The present results are consistent with dual-process models of social cognition. These models essentially maintain that that the judgments and predictions we make regarding the characteristics and behavior of social stimuli can be guided not only by explicit reasoning, but can also be intuitive and based, sometimes, on nonconscious knowledge (e.g., Amodio, 2019; Lieberman, 2000; Smith & DeCoster, 2000). However, recent analyses have found little evidence that implicit (defined as nondeliberative) social cognition is supported by unconscious social knowledge (e.g., Greenwald & Lai, 2020; Hahn et al., 2014). We propose that the absence of this evidence has been caused, partly, by a lack of robust experimental methods to investigate the possibility of unconscious acquisition of socially relevant information (cf. Norman & Price, 2012). While the present study shows that judgments regarding a virtual human's behavior can be based on unconscious knowledge, our learning paradigm tackles only an isolated form of behavior of a social agent (structured body movements), and lacks the motivational, emotional and interactive aspects that usually characterize social situations (see Costea et al., 2022). Nevertheless, future studies could develop the present paradigm and experiment with more complex, emotionally relevant behaviors, structured by regularities. Relatedly, an important task for future research would be to determine the constraints on the behaviors that can be chunked in implicit structures, including constraints on the temporal span, complexity, and the nature of such behaviors.

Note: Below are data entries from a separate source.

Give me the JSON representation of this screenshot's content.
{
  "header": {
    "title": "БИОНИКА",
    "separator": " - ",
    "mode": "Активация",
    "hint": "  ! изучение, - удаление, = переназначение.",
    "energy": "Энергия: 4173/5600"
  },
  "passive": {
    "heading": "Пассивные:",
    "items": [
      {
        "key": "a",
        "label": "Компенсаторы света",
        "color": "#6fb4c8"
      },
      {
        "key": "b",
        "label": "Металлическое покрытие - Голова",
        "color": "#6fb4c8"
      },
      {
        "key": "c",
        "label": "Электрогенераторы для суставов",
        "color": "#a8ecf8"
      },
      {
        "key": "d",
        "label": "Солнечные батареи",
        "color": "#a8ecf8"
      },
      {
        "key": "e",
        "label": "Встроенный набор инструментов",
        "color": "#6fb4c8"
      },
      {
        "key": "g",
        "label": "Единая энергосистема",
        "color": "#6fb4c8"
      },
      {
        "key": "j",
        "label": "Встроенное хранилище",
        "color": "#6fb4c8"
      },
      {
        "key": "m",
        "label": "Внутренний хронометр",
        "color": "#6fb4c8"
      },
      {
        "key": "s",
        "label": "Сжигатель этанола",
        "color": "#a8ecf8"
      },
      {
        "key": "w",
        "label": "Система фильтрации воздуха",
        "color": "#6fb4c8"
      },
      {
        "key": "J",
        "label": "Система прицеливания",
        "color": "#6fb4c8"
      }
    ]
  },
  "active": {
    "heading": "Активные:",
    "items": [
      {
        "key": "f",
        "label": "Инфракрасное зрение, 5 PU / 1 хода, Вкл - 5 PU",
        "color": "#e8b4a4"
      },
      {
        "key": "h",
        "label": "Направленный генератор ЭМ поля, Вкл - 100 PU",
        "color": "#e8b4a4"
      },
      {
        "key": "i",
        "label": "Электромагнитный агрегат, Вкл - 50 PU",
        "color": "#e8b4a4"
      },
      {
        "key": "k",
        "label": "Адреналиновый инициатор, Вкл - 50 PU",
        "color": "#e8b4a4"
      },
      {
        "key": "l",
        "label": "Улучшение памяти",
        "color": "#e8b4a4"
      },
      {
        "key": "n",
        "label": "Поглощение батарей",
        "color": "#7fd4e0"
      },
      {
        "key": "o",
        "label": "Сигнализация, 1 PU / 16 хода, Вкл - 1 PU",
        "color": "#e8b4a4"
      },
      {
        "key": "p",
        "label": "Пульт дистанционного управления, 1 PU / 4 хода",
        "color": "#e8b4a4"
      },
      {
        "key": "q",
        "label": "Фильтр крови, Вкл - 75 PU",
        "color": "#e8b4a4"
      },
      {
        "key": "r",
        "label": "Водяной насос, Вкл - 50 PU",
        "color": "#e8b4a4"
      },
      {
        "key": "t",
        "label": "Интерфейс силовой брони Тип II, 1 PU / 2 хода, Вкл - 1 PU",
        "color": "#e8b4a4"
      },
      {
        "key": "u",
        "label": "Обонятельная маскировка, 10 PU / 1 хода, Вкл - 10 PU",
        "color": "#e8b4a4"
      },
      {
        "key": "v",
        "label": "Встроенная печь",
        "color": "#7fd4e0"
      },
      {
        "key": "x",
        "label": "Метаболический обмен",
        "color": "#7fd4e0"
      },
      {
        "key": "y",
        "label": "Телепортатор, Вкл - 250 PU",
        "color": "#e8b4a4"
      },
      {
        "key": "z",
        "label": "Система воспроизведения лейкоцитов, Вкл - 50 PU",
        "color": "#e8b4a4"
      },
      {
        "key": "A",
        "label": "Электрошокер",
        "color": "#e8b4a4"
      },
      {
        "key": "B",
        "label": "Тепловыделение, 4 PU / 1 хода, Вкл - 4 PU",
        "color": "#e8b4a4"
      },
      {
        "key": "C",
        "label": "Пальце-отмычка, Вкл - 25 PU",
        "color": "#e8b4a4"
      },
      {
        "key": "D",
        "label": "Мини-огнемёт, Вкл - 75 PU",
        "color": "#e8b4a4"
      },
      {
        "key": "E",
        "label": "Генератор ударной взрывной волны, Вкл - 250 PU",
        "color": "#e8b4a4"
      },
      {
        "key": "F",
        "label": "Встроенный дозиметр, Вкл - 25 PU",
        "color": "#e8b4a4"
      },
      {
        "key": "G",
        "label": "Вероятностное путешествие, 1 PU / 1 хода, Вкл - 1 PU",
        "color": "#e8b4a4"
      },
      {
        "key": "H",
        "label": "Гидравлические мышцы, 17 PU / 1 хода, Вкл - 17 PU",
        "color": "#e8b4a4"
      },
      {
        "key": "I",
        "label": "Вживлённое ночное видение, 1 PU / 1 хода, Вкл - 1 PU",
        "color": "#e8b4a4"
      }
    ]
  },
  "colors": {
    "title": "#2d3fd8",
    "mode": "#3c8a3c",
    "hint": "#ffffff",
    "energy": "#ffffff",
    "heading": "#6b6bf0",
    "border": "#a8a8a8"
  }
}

Theories of sport-specific skill learning suggest that much of the knowledge involved in sports judgment and decision-making (e.g., anticipating the opponent's action, quickly identifying the best course of action) is acquired through implicit learning (e.g., Raab & Johnson, 2008; Weiss & Masters, 2022). We find that one can acquire unconscious knowledge about sports-specific body movements and can use it to judge sequences of such movements. Clearly, the extent to which such acquisitions can facilitate actual training or athletic performance is a matter that future research could address.

In conclusion, the present study is the first to show that humans can implicitly learn, in VR, knowledge regarding realistic body movements. Hence, it extends our knowledge concerning the realism and complexity boundaries of implicit learning and brings support for the tenet that implicit learning could sustain social and sports-related cognition. It is also the first to show that implicit knowledge extracted in the AGL is robust when accounting for its possible inflation by random measurement error.